My 3 ½ year old son loves the Pixar movie “Cars.” Ok, I admit it, I love it too. It’s a feel-good story with lots of lessons, great animation and, of course, cars.

 

Few are the movies that one can watch over and over and not get bored. The first time I saw the movie I took in the story and chuckled over a few predictable lines like Sally’s offer of a “free Lincoln Continental breakfast” if visitors decide to stay at her Cozy Cone motel. But with each successive time I’ve watched the film I’ve noticed something new. Whether it’s the flies that are tiny cars with wings or the “Fettuccini Alfredo” brand whitewalls on display in Luigi’s (I noticed this one more recently), there’s always a pleasant surprise. In fact, until we bought my son his own (rival bad guy) Chick Hicks car, I hadn’t noticed that Chick’s main sponsor is the very fitting HTB – Hostile Takeover Bank (and I’d seen the movie at least five times at that point).

 

I’ll be honest, I’ve seen “Cars” about a dozen times and I’ve yet to find any place in the movie where there could be more cars or more references to cars. The cars theme is so infused into every single detail of the movie that I’m hard pressed to find a flaw.

 

What does any of this have to with customer experience? As an analyst who has conducted hundreds of Web Site Brand Reviews I see how most Web experiences lack even a fraction of the rigor that Pixar so obviously applied in infusing all things automotive into “Cars.” Of course, I don’t mean to suggest that designers have the resources or time to produce something on par with a full length animated feature by Pixar, but too many sites are a complete brand letdown. Whether it’s a boring tone for a company that’s supposed to be exciting or visual style elements that could easy be infused into headers and borders but aren’t, most sites disappoint from a brand perspective.

 

What can Customer Experience professionals learn from “Cars”? They can learn that brand is more than skin deep. Branding isn’t something done merely on home pages and it isn’t something that’s separate from the experience. Think about it. If the storyline of “Cars” wasn’t one that was so compelling, I wouldn’t be writing this post because I would have found something else to do every time my son watched it. But it’s also more than just the plot that makes the movie so engaging. If Pixar had told the story using the black and white storyboard sketches shown in some of the DVD’s bonus material, the story might still have been good, but it wouldn’t have been one that would have captivated the minds of children everywhere (and the wallets of their parents who shell out for t-shirts, beach towels, lunch boxes, and cars galore).

 

My advice to anybody responsible for the brand experience on their company’s site is:

  1. Watch “Cars” a couple of times. Look beyond the story and pay attention to what’s happening in the background and try to see more than the main focus of the action.
  2. Review your site to make sure your brand comes through its content, function, language, imagery, typography, and layout.
  3. Make big fixes first. If the color palette is inconsistent with other channels, change that first. If the tone is bland, get help to craft more on-brand content.
  4. Once the bigger changes have been made, look for ways to bring the brand through in more subtle ways (e.g. error messaging, confirmation messages, etc.)
  5. Watch “Cars” again.

 

Comments

re: Brand Experience Lessons From Pixar

Branding is underestimated, it's certainly more than just skin deep, don't get why people think branding is something seperated from experience.The referrence to Cars is cool, definately going to re-watch it and have a closer look at it.
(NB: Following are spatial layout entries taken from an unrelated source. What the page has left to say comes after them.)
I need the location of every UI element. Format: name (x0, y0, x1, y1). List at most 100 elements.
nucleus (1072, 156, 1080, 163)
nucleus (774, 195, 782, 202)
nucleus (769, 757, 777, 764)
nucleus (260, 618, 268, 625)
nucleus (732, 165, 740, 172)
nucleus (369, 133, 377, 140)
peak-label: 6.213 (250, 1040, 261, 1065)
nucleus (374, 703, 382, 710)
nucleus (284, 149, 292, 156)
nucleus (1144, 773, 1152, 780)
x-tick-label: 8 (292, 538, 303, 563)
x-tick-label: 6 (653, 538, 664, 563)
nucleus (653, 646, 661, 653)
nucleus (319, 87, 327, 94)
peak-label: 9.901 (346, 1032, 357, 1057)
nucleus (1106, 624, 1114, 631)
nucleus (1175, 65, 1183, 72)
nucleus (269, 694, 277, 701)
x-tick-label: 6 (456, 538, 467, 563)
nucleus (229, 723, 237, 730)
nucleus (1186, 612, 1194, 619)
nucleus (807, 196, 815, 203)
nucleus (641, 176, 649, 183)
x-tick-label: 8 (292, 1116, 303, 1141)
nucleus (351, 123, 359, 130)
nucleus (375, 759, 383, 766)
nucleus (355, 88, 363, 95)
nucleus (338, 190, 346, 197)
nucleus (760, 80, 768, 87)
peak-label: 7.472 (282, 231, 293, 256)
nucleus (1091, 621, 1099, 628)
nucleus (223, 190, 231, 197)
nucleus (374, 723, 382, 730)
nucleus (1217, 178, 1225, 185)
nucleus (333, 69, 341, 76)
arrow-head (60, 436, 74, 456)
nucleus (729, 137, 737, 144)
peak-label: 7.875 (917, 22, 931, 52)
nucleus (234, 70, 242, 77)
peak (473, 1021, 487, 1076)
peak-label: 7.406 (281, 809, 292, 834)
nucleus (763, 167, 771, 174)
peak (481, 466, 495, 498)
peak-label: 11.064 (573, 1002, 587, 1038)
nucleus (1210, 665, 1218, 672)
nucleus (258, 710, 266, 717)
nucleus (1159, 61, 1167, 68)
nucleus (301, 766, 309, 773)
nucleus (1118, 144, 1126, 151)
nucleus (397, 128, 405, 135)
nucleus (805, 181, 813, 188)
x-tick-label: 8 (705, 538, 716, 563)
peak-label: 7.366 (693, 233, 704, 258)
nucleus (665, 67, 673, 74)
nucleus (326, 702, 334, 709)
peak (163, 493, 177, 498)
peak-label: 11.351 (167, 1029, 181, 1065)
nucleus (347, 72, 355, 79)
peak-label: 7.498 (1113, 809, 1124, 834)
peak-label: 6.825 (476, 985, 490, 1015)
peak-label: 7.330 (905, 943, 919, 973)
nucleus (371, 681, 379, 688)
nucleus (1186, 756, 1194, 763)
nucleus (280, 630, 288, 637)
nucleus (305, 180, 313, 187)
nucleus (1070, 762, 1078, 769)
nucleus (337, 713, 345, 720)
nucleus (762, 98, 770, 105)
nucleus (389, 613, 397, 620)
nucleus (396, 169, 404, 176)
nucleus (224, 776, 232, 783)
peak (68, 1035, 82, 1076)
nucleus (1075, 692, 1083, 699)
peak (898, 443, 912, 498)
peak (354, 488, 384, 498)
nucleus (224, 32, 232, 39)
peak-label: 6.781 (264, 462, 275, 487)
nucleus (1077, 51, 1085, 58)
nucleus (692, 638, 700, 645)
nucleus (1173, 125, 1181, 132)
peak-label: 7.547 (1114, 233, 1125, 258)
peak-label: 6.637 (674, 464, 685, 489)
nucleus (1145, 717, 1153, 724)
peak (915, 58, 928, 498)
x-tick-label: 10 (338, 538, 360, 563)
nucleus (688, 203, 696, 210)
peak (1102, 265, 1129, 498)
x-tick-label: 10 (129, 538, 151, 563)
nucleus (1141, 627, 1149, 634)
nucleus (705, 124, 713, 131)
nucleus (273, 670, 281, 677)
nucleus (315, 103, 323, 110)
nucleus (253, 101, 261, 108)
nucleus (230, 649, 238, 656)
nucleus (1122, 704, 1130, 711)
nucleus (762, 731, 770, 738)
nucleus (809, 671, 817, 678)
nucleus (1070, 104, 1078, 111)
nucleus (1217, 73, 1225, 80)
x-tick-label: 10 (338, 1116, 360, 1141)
re: Brand Experience Lessons From Pixar

Gianluigi,Thanks for your comment. I completely agree, brand IS the experience. It isn't just fancy imagery or even the simple utilitarian ability to complete a task, but its the ability to do something easily and in a way that plays out in line with what a company stands for. In my opinion, there are far too many cookie-cutter experiences out there.